She bit back a stifled gasp as moisture pooled between her legs and a heavy, tingling ache began in her breasts and coursed through her body until she felt hot and uncomfortable in her skin.
It was a physical reaction that was so unexpected and so blindingly powerful that she felt faint. Faint, giddy and slightly sick. She couldn’t remember feeling anything like this when she had been with Robbie. In fact, she couldn’t remember feeling anything like this ever. She was shockingly aware of her own body in a way she never had been before, aware that she wanted it to be touched, wanted the strange tickle between her legs to be alleviated.
She dragged her eyes away from his mesmerising face, mortified at the suspicion that he could see exactly what was going through her head, and even more mortified when she belatedly remembered what he had said about making sure she didn’t start getting ideas.
‘How long before we get, er, to your mother’s house?’ she asked because talking might distract her from what was going on with her body.
A little over an hour. An hour of sitting next to him in the limo, trying hard to rein in her wandering mind.

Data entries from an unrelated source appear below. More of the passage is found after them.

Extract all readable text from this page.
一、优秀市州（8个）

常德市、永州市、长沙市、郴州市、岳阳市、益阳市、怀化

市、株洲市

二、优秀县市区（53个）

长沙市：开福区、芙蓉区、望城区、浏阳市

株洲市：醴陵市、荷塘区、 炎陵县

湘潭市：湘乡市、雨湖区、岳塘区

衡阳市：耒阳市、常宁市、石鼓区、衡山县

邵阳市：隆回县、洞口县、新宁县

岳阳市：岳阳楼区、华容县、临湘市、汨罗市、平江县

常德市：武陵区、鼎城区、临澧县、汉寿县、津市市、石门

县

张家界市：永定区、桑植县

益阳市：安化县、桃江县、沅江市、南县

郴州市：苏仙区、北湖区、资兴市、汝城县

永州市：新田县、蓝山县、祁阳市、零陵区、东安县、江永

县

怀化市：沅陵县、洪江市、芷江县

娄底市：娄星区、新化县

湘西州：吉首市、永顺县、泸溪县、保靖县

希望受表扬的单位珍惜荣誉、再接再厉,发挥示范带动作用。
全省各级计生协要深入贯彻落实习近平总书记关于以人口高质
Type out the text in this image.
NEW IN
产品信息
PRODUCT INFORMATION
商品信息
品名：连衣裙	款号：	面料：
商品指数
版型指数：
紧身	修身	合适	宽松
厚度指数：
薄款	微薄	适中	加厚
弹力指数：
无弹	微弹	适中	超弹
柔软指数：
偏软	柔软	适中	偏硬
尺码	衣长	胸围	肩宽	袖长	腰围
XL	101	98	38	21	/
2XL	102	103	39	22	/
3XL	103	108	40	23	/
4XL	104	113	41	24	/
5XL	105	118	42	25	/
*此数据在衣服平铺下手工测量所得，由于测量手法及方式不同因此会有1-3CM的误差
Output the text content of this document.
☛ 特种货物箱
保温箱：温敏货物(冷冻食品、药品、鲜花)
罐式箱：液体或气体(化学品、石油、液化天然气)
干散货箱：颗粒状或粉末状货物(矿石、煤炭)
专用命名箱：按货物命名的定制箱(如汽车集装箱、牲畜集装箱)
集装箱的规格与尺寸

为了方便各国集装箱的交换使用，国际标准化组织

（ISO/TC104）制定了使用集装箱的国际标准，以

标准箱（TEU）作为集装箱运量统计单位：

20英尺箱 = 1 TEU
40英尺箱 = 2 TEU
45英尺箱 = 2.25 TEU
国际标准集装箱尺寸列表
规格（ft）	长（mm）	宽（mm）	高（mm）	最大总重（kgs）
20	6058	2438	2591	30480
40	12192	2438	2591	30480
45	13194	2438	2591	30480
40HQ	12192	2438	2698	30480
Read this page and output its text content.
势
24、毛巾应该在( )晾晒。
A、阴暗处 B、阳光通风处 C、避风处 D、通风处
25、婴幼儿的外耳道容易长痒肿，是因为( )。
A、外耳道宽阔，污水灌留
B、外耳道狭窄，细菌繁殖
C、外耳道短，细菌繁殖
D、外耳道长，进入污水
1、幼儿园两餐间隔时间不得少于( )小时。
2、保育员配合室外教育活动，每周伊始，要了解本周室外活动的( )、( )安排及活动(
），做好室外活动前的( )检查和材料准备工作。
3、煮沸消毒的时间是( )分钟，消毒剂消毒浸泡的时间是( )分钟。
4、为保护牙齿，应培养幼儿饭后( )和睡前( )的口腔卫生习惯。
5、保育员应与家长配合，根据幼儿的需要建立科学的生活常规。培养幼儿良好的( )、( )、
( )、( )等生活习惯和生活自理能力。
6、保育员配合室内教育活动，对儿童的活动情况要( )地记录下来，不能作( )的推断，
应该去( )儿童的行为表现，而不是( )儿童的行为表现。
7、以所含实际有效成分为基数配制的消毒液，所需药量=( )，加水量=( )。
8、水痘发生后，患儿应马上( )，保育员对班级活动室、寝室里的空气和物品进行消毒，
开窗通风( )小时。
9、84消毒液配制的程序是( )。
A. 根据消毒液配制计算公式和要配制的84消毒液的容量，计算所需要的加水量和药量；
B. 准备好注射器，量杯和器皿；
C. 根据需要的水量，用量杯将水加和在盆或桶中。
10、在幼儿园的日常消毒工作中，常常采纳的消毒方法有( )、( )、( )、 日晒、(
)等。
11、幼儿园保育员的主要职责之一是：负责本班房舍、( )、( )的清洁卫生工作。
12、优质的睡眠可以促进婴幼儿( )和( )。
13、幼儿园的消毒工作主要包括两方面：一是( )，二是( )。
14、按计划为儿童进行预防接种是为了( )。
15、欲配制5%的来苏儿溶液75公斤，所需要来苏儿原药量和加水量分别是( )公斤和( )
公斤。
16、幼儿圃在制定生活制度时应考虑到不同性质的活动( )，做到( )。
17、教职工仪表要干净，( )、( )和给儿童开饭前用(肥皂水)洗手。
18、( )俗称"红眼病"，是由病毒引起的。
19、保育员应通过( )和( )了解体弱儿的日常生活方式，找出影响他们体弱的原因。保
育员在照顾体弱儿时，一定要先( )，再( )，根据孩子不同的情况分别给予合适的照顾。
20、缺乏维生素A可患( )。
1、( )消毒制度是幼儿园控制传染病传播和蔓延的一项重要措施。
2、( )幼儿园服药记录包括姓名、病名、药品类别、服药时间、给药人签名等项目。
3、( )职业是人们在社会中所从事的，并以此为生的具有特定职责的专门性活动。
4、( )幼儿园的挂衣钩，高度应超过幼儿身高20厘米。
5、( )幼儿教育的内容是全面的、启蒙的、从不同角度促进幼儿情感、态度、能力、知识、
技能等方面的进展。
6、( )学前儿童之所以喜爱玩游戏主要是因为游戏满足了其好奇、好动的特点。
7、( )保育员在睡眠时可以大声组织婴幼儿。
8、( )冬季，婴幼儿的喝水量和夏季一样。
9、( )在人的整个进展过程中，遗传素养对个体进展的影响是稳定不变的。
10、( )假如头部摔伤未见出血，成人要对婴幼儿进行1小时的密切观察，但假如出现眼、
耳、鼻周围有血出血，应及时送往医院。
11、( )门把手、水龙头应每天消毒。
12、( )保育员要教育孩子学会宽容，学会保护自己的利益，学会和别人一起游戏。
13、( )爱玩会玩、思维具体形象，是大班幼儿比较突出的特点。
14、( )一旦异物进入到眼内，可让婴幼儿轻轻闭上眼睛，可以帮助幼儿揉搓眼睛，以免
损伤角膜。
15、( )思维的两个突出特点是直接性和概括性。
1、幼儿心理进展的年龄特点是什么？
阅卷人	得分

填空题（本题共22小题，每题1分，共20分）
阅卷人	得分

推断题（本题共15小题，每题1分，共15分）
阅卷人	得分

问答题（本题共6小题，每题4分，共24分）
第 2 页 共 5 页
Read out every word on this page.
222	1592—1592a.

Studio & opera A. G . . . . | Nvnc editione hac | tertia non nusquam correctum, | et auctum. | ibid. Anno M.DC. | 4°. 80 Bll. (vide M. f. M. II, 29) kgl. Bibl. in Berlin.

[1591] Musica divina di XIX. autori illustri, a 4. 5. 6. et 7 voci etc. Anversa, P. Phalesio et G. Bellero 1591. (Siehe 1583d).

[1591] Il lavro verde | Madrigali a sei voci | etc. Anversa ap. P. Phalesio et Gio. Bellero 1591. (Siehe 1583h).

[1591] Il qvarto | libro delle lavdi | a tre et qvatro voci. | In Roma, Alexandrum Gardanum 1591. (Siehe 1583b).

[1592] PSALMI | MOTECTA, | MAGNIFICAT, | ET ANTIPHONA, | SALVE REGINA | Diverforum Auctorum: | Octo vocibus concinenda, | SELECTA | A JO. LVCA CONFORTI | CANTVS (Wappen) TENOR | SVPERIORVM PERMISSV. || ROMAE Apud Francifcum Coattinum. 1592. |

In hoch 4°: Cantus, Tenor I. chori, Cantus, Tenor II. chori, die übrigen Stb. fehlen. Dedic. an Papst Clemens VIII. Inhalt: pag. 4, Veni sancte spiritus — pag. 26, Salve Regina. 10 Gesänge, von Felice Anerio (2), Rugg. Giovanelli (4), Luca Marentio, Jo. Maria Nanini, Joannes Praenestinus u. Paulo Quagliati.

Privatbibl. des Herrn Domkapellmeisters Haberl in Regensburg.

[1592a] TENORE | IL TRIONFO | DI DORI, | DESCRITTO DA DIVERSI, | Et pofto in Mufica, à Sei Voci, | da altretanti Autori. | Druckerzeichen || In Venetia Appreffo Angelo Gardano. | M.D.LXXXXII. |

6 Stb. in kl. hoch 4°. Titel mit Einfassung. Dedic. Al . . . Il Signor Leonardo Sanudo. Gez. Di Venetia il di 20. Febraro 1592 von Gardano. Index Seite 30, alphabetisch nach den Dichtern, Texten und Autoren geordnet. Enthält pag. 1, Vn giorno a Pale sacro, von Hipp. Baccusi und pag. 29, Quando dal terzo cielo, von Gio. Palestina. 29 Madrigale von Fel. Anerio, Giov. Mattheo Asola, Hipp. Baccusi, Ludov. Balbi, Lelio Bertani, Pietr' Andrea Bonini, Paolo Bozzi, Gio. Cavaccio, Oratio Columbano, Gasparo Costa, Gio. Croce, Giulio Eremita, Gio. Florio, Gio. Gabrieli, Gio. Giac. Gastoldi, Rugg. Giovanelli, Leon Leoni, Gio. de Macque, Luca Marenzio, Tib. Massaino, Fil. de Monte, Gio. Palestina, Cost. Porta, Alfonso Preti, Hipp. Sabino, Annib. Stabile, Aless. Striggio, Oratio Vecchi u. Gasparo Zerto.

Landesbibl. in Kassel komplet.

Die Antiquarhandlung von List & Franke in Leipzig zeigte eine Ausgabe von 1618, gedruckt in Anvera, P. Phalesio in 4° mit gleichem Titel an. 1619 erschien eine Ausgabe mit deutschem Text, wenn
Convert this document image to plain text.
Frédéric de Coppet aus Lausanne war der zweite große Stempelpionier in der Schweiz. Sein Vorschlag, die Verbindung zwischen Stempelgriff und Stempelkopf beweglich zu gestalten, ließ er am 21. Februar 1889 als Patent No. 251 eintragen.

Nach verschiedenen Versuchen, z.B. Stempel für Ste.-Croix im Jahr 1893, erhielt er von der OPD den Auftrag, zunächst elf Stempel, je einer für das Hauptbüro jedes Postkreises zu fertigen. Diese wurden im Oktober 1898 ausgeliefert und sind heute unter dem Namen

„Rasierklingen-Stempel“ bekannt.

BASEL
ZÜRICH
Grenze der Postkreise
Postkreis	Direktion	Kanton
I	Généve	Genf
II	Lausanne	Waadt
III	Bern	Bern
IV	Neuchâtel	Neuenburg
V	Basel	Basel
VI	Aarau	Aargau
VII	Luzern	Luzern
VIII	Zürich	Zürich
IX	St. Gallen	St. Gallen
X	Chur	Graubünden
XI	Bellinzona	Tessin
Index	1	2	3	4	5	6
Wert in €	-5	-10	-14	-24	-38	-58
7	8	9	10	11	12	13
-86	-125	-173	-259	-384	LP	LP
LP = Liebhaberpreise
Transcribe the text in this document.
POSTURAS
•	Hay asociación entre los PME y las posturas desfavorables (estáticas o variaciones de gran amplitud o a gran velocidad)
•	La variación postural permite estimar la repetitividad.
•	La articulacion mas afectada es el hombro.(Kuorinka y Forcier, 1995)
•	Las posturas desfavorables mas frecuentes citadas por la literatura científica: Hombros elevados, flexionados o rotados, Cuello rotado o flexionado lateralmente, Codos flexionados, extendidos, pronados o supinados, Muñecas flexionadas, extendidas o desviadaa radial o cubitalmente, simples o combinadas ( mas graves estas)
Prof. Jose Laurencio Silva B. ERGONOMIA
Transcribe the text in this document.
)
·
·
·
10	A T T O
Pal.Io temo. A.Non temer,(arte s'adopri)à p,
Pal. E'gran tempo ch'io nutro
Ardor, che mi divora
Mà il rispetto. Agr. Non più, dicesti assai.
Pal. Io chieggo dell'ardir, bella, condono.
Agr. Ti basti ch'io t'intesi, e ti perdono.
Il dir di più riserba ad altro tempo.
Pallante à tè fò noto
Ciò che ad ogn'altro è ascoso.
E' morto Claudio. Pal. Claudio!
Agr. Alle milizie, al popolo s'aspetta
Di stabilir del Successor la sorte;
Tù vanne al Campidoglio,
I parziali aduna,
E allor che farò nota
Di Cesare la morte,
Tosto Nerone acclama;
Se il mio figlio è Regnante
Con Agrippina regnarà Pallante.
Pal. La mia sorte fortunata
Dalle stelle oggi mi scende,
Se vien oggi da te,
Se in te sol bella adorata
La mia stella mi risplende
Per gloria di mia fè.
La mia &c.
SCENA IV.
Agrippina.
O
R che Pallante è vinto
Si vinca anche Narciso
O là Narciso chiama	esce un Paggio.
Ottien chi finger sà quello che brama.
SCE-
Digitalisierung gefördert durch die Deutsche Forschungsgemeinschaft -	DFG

An hour of pretending not to notice the muscled strength of his forearms; the taut pull of his trousers over his powerful thighs; the length of his fingers; the sexiness of his mouth; the way his voice curled around her, tantalising, tempting, as velvety smooth as the finest dark chocolate.
Every confusing sensation racing through her body and running like quicksilver through her head crystallised to demonstrate, conclusively, just how inexperienced she was when it came to the opposite sex. And, as if that wasn’t bad enough, she couldn’t even rely on good old common sense to point her in the right direction or else she wouldn’t be sitting here, pressed against the car door to create maximum space between them, babbling like the village idiot because it was better than letting any disturbing silences settle between them.
At the end of half an hour she knew more about Madrid than she did about her own village where she had grown up because she had plied him with questions. By the time they were drawing into Salamanca, she could have done a doctorate on the subject.
Not only did his mother have a house in Salamanca but she also had a house in Madrid for those times when she fancied an extended shopping trip to the city, or when she visited friends and wanted somewhere to stay over.
It hadn’t been used in a while because ill health had interrupted her usual routine, she had been told.
‘Relax,’ Lucas told her wryly. She was staring at him, mouth parted on the brink of yet another question. There seemed to be no end to them. He politely refrained from telling her that he had never known any woman to talk as much as she did. ‘You’re not walking into a dragon’s den.’
‘I didn’t think I was,’ Milly lied.
‘Oh, yes, you did. That’s why you haven’t drawn breath since you started asking me to give you a verbal guided tour of Madrid and its surroundings. If we’d been in the car for another hour, you would probably have extended your parameters to the rest of Spain, because you think that talking calms your nerves.’
‘I’m not nervous. We’ve agreed that neither of us has to pretend to be anything other than what we are.’
‘You’re nervous. And you’re the girl who wasn’t nervous when she was plying me with questions about my past. Don’t be.’ He gently tilted her chin away from him, directing her to look through the front window, and her eyes widened at the mansion approaching them. She had barely noticed when the limo had pulled off the main road. ‘We’re here.’
Milly’s mouth dropped open. The low white house with its red roof sprawled gloriously amidst a profusion of shrubs, flowers and trees. The intense blue of the sky picked up the even more intense, vibrant colours of the clambering flowers of every shape and variety, and everything melded harmoniously together into picture-postcard perfection.